Feinstein’s commitment to mending the battered mind also led him to study how post-traumatic stress disorder (PTSD) can develop in spite of memory loss after a traumatic injury. “How can you have PTSD if you can’t remember the event that gave it to you? We wanted to explore that,” says Feinstein. He published a study in the Journal of Head Trauma Rehabilitation that showed people who had amnesia for less than one hour following a TBI experienced flashbacks of the incident and avoided thinking about the trauma—symptoms of PTSD. Feinstein also found physical injuries from the event were associated with increased risk of PTSD because they served as reminders.

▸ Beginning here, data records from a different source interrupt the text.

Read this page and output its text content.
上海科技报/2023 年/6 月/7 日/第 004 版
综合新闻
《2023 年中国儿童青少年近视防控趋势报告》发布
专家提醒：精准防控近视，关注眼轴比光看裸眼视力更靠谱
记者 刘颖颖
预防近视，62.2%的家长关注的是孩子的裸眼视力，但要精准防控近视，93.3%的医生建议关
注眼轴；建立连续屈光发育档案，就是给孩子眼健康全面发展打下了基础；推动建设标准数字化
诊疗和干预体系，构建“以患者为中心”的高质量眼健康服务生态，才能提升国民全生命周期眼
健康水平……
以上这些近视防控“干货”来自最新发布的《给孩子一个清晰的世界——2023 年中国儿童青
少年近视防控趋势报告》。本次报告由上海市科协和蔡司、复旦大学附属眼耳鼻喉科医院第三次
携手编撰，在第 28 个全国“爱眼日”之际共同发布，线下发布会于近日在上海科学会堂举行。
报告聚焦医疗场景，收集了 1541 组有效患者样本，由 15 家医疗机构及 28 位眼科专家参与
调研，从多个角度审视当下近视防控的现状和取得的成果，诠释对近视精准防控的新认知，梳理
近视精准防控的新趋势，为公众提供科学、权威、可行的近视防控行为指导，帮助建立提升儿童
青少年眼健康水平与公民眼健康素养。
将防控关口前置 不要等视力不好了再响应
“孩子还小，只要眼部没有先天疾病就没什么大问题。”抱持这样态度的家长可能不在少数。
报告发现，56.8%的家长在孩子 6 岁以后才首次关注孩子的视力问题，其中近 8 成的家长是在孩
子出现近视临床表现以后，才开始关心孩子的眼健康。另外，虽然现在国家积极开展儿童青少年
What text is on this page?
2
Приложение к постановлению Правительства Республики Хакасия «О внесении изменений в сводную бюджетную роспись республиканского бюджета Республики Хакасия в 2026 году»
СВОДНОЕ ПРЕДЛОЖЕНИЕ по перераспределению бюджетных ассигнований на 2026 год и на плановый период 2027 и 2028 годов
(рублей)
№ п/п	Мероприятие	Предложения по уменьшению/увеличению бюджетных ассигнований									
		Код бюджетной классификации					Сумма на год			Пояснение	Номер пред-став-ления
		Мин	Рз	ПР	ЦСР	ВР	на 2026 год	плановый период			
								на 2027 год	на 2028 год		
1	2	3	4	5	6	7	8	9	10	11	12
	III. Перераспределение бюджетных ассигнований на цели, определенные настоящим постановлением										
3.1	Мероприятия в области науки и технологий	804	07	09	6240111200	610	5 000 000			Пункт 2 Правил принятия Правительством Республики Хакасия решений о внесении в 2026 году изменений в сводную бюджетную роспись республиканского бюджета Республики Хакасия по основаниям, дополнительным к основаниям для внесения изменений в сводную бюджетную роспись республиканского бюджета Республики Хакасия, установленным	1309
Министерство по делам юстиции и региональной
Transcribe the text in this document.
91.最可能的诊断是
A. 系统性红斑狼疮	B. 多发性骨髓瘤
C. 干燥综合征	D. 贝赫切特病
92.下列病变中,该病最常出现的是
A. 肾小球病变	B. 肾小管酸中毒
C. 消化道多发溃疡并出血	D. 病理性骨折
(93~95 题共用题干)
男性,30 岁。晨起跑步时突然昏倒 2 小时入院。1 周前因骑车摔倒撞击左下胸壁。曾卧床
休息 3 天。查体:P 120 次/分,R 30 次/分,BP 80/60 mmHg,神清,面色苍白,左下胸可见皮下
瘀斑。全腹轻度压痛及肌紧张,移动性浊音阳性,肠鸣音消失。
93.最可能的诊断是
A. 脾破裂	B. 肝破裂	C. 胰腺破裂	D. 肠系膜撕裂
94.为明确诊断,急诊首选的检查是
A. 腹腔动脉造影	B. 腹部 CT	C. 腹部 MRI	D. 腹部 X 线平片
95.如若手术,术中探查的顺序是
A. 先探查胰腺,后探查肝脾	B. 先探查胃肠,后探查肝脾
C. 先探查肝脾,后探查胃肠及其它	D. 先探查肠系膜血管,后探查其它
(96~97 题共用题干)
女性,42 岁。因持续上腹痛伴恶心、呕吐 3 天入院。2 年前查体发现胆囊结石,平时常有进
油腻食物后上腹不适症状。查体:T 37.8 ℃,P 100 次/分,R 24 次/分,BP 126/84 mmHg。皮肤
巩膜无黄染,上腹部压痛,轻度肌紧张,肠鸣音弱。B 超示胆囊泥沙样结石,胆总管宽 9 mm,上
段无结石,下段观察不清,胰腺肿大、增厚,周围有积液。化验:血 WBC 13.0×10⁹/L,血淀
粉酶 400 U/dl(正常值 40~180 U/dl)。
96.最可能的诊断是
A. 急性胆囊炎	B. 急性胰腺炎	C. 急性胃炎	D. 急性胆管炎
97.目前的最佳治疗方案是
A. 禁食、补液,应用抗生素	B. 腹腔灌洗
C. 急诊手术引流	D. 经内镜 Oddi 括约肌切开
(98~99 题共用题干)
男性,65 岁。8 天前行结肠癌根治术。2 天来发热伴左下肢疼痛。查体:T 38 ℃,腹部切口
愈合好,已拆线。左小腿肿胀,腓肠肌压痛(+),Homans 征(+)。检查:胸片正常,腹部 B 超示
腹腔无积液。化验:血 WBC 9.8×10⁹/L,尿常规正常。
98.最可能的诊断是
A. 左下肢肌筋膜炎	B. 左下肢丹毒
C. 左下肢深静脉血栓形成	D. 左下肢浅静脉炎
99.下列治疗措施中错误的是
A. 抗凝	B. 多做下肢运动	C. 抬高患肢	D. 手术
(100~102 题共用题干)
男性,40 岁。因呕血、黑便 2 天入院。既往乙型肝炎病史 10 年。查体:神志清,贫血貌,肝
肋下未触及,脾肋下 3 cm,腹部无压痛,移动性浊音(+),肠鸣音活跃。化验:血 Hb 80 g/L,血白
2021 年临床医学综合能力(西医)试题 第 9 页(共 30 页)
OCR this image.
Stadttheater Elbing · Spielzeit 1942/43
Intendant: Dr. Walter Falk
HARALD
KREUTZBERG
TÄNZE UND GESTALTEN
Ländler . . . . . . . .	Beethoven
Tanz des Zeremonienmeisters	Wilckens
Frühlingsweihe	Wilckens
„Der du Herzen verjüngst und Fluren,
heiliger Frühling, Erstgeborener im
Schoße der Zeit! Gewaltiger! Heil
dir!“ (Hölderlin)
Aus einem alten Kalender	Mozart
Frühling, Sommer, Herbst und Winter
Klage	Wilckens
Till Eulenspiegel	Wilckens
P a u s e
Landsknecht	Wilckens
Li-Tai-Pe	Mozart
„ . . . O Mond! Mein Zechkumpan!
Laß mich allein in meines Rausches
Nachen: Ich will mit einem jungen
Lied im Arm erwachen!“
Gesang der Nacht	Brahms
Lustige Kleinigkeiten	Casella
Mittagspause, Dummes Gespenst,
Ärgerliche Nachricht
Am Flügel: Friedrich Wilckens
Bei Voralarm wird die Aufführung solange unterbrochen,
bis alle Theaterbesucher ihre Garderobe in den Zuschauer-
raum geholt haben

He hopes the research will help practitioners anticipate the needs of people who’ve had a TBI, especially so-called “mild” TBI. “I think trauma surgeons need to know that physical symptoms in the context of a traumatic event raises the likelihood of developing PTSD. If they understand that, they’d be more open to referring people to psychiatry or psychology. It’s part of an education process.”

Da Costa’s research is supported by the GE-NFL Head Health Challenge. Feinstein’s research is supported by the Canadian Institutes of Health Research, Multiple Sclerosis Society of Canada and Progressive MS Alliance.